Пошатываясь, я пошла прочь. В глазах все плыло, в горле сдавило.
«Мне только кажется. Мне все снится. Это просто кошмар. Просто…»
И едва не пропустила.
Тело лежало на могиле посреди кладбища. Кожа была бледная, серовато-белая. Труп.
– Боже.
Колени у меня подогнулись, когда я всмотрелась. Это была женщина. В ее золотистых волосах запутались листья и веточки, пухлые губы были накрашены алой помадой, покрытые шрамами руки аккуратно лежали на груди, словно кто-то специально положил ее в такой позе. Сглотнув желчь, я заставила себя подойти ближе. Когда я приехала на кладбище, трупа не было. Получается, что…
«О господи, господи!»
Возможно, убийца был где-то рядом.
Я окинула взглядом каждое надгробие, каждое дерево, каждый листочек. Утром бушевала буря, но сейчас стояла тишина. Даже ветер стих, словно знал, что здесь притаилось зло. Кровь стучала в висках, когда я медленно двинулась к трупу. Ближе и ближе. Когда никто не выпрыгнул из тени, я присела на корточки рядом с погибшей. Внутри у меня все сжалось еще сильнее. Я узнала женщину. Бабетта! Куртизанка из борделя мадам Элен Лабелль. Вместе с Коко и Алыми дамами она сражалась с Морганой в битве за Цезарин. Она помогла мне укрыть невинных детей от ведьм и спасла мадам Лабелль.
У горла виднелись две аккуратные ранки, словно уколы от булавочной иглы.
– Ох, Бабетта. – Дрожащими руками я убрала прядь волос с ее лица и закрыла ей глаза. – Кто это с тобой сделал?
На ее платье не было никаких пятен от крови, на теле не было увечий, кроме этих двух маленьких дырочек на горле. Разжав ей руки, я осмотрела ее запястья и ногти. Крест, который Бабетта прижимала к сердцу, выпал у нее из ладони. Я удивленно подняла амулет. Искусно украшенное серебро сияло даже в такую пасмурную погоду. На кресте не было ни капли крови.
Какая-то бессмыслица. Бабетта выглядела так, будто спала. Выходит, убили ее совсем недавно…
– Mariée…
Зашелестели листья березы.

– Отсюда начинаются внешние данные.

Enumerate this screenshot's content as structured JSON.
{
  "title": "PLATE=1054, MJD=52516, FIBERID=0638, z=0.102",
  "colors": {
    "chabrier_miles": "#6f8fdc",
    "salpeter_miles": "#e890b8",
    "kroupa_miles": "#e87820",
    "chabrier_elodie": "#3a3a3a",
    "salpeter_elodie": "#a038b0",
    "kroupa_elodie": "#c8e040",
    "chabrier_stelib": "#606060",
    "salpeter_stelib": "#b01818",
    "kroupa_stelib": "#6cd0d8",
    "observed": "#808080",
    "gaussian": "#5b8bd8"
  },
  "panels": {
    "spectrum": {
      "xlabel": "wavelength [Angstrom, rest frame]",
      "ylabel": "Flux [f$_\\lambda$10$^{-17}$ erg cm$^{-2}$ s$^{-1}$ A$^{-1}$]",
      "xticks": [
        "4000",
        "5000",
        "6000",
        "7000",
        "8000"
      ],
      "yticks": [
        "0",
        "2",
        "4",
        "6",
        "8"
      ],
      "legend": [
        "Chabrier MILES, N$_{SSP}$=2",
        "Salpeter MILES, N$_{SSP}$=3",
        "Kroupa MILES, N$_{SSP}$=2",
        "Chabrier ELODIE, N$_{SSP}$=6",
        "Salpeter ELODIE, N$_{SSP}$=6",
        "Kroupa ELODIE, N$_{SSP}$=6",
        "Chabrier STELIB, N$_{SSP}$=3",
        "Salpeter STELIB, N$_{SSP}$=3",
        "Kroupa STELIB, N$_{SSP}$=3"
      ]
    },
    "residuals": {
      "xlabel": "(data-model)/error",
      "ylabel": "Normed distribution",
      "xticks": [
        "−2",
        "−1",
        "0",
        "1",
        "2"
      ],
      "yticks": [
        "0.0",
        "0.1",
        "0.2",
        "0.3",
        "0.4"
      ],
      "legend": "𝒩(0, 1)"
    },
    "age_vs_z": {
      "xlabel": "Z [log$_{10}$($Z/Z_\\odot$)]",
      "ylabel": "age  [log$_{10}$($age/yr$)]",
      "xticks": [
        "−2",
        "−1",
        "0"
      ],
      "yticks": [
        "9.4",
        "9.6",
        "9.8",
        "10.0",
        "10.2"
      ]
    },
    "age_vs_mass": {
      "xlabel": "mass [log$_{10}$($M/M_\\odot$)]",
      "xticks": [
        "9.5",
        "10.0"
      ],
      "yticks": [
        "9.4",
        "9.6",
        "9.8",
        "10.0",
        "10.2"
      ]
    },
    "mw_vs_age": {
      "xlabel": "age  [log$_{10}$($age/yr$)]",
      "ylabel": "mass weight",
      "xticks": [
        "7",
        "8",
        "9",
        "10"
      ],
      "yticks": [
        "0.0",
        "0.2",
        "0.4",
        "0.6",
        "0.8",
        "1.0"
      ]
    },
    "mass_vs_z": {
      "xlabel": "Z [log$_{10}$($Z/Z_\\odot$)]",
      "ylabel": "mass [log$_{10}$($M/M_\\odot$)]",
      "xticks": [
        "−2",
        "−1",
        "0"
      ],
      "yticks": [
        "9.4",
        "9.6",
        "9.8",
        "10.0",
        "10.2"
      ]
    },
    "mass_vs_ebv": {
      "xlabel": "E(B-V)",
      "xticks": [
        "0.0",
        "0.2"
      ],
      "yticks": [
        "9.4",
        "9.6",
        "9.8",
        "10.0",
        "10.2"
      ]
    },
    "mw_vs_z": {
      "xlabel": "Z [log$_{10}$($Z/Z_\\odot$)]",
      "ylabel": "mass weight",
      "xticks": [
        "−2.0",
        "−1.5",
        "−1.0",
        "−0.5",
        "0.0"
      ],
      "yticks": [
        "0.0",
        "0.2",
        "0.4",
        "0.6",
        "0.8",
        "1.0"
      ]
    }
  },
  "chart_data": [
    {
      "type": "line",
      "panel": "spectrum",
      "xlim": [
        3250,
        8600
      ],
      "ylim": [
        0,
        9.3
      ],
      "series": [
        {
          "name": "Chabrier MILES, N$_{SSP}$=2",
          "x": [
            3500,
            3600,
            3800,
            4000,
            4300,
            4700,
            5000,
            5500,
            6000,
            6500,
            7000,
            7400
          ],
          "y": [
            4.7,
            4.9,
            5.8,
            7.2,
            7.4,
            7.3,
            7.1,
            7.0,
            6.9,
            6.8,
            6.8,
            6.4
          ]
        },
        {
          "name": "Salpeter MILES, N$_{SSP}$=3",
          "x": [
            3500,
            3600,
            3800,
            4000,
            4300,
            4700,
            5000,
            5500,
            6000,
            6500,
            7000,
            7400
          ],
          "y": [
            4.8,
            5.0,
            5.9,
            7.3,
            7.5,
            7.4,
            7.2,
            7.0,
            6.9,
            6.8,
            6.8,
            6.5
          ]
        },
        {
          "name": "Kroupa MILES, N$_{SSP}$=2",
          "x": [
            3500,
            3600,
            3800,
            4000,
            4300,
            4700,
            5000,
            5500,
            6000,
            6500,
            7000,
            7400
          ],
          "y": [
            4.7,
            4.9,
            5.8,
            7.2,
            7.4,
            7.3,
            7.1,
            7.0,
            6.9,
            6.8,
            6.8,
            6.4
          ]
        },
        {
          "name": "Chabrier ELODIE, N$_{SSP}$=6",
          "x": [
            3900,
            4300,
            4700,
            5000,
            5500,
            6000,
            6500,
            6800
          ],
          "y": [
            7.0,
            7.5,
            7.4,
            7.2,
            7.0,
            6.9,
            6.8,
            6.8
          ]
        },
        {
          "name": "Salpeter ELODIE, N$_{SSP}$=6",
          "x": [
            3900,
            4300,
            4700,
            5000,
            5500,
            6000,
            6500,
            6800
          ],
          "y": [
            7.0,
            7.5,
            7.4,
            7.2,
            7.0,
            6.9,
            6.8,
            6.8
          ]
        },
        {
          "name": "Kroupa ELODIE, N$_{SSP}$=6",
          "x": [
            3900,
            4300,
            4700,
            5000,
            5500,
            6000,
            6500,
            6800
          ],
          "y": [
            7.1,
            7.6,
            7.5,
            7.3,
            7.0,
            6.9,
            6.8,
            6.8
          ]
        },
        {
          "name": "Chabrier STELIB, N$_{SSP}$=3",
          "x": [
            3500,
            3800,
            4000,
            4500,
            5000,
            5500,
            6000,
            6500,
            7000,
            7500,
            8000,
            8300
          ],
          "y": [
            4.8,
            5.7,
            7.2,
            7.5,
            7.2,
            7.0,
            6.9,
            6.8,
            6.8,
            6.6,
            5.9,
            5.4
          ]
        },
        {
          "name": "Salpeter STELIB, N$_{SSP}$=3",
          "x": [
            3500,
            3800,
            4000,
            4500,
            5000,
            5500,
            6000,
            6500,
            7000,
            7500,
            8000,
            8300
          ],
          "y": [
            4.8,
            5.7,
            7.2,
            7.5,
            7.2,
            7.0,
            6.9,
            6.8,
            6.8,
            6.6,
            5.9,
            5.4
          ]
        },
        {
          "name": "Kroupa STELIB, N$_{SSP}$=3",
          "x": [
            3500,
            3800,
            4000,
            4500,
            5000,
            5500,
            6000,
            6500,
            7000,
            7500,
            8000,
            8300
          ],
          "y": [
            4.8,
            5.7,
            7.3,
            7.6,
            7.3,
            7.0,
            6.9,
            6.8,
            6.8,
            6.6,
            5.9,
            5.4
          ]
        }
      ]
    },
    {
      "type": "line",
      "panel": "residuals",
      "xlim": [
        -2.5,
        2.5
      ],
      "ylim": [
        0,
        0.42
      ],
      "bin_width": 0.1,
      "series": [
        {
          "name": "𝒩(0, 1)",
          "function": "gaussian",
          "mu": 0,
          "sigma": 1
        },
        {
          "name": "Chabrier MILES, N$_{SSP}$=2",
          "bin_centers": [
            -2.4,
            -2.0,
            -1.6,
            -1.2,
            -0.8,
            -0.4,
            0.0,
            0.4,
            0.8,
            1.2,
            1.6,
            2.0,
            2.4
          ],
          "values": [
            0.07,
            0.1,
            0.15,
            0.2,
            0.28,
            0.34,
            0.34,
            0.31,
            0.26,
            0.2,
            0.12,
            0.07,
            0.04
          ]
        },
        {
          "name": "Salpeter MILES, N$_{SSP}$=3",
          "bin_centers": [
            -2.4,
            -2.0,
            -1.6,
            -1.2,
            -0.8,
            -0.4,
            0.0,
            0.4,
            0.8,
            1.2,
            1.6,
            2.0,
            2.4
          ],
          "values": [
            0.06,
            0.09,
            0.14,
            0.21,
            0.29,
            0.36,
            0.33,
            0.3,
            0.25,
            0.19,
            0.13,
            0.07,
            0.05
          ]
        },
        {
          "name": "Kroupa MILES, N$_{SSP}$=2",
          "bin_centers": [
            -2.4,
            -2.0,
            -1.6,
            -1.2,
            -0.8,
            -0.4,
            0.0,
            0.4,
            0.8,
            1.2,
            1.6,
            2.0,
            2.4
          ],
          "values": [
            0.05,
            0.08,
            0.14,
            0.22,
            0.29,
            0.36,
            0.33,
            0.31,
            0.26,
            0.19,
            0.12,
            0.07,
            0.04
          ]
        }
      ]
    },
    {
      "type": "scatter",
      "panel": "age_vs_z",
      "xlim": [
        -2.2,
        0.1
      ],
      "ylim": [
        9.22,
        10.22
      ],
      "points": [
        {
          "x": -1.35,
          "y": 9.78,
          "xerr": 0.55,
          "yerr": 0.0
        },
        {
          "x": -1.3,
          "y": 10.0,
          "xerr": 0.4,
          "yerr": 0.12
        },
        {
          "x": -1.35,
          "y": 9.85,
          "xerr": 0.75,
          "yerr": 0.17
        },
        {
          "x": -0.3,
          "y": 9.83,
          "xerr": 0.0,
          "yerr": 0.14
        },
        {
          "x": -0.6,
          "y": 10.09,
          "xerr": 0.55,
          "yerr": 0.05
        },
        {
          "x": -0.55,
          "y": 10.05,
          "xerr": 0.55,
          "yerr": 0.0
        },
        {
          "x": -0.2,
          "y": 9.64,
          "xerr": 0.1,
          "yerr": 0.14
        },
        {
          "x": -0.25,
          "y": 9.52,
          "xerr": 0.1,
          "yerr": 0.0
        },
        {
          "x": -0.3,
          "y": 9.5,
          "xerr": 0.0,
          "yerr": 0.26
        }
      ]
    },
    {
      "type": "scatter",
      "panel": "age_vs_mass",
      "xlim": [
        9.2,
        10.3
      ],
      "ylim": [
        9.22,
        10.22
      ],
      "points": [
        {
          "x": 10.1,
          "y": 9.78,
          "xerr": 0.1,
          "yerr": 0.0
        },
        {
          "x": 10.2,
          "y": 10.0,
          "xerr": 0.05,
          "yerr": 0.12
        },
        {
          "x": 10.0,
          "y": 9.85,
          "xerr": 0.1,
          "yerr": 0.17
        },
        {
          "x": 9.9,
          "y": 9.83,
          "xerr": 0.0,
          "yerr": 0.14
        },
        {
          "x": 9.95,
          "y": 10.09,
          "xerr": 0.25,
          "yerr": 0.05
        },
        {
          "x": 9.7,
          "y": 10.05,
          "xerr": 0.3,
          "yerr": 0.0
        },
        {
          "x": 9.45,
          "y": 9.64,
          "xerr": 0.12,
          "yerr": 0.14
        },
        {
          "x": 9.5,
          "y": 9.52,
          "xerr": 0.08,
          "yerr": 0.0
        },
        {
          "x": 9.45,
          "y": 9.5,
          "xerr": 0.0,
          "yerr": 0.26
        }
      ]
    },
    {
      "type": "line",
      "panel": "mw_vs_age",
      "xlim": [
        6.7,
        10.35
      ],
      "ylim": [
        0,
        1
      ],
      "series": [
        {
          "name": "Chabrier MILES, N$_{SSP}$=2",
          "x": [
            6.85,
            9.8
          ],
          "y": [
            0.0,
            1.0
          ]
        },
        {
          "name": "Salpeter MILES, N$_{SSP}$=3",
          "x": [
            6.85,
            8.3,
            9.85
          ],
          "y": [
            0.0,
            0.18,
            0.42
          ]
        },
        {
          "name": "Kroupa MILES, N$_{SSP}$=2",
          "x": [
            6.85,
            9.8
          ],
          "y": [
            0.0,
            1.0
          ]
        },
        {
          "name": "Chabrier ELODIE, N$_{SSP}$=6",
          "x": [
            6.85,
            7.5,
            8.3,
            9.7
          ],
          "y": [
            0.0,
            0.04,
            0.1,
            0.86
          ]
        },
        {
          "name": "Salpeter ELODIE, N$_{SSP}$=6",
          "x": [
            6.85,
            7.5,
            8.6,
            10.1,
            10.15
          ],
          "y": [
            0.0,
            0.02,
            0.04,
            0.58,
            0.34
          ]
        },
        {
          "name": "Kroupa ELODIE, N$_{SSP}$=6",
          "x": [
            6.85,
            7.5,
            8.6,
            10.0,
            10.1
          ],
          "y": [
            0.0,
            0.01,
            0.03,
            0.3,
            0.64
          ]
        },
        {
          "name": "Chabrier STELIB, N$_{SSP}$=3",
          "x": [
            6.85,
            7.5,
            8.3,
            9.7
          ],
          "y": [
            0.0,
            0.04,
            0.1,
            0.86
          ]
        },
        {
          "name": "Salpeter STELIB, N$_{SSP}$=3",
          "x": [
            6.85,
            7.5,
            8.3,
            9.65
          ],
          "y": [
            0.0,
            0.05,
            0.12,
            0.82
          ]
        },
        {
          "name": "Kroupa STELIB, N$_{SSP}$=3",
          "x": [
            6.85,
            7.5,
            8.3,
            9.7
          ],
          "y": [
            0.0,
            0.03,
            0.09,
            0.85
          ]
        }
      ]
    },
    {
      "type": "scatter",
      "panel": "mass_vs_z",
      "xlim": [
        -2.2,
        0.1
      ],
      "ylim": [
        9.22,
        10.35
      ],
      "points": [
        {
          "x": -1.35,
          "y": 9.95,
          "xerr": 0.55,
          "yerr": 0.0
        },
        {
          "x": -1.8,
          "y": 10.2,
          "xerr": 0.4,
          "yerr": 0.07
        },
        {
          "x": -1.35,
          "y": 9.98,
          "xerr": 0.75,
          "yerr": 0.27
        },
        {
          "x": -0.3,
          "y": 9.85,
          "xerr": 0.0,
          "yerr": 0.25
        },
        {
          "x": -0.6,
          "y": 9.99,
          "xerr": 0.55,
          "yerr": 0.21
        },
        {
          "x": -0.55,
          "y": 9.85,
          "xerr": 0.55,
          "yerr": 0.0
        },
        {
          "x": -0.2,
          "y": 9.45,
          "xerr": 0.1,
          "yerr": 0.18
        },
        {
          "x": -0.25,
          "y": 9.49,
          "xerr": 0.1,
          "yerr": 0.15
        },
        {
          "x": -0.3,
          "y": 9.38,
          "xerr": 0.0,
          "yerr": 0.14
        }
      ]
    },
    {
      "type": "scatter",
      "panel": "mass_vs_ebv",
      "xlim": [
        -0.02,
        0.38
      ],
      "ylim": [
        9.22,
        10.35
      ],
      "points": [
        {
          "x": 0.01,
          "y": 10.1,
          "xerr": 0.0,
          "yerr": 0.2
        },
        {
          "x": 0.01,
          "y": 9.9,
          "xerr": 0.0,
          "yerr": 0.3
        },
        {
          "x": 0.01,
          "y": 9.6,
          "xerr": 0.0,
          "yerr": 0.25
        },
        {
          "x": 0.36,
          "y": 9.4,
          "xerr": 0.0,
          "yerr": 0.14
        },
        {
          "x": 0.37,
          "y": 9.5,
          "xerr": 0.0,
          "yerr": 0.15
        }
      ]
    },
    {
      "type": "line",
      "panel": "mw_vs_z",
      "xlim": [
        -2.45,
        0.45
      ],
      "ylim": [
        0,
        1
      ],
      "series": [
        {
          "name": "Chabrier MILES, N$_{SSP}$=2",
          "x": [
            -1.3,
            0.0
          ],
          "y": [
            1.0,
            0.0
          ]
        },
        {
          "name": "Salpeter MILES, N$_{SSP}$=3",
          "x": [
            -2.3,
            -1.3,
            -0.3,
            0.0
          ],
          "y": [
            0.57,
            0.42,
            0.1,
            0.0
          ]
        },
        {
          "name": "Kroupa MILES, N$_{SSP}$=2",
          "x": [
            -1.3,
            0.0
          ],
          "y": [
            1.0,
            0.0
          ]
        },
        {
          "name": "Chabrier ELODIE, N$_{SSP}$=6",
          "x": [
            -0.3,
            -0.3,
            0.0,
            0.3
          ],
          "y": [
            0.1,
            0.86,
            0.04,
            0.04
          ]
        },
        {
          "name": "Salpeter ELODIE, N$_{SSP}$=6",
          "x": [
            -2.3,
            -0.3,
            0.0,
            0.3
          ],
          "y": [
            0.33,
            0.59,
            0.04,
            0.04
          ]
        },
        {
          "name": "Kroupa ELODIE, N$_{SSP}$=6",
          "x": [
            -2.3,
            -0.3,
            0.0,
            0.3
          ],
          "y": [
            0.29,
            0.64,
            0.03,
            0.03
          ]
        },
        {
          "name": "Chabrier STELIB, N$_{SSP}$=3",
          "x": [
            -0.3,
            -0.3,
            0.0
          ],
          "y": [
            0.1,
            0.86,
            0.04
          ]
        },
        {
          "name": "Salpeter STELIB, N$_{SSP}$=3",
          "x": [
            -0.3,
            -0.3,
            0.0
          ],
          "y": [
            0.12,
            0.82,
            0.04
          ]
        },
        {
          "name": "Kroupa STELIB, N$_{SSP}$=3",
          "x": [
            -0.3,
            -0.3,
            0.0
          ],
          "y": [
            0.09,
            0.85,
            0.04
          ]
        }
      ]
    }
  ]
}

Я резко вскочила и начала дико озираться по сторонам, но на кладбище никого не было, кроме ветра. Он хлестал меня по щекам, трепал волосы, подгоняя, вынуждая поскорее уйти отсюда. Мне отчаянно хотелось внять его призыву, но я вспомнила юношу-посвященного и его слова о трупах. Выходит, погибших было несколько.
«Жан-Люк!»
Его имя резко всплыло в потоке мыслей.
Он знал, что делать. Он сразу поймет, что здесь произошло. Я метнулась к собору, но резко замерла. Круто развернувшись, я сняла свой плащ и накрыла им Бабетту. Возможно, я поступала глупо, но я не могла просто так оставить ее здесь одну…
Мертвую.
Стиснув зубы, я закрыла бархатной тканью ее прекрасное лицо.
– Скоро вернусь, – пообещала я и бросилась к кованым железным воротом.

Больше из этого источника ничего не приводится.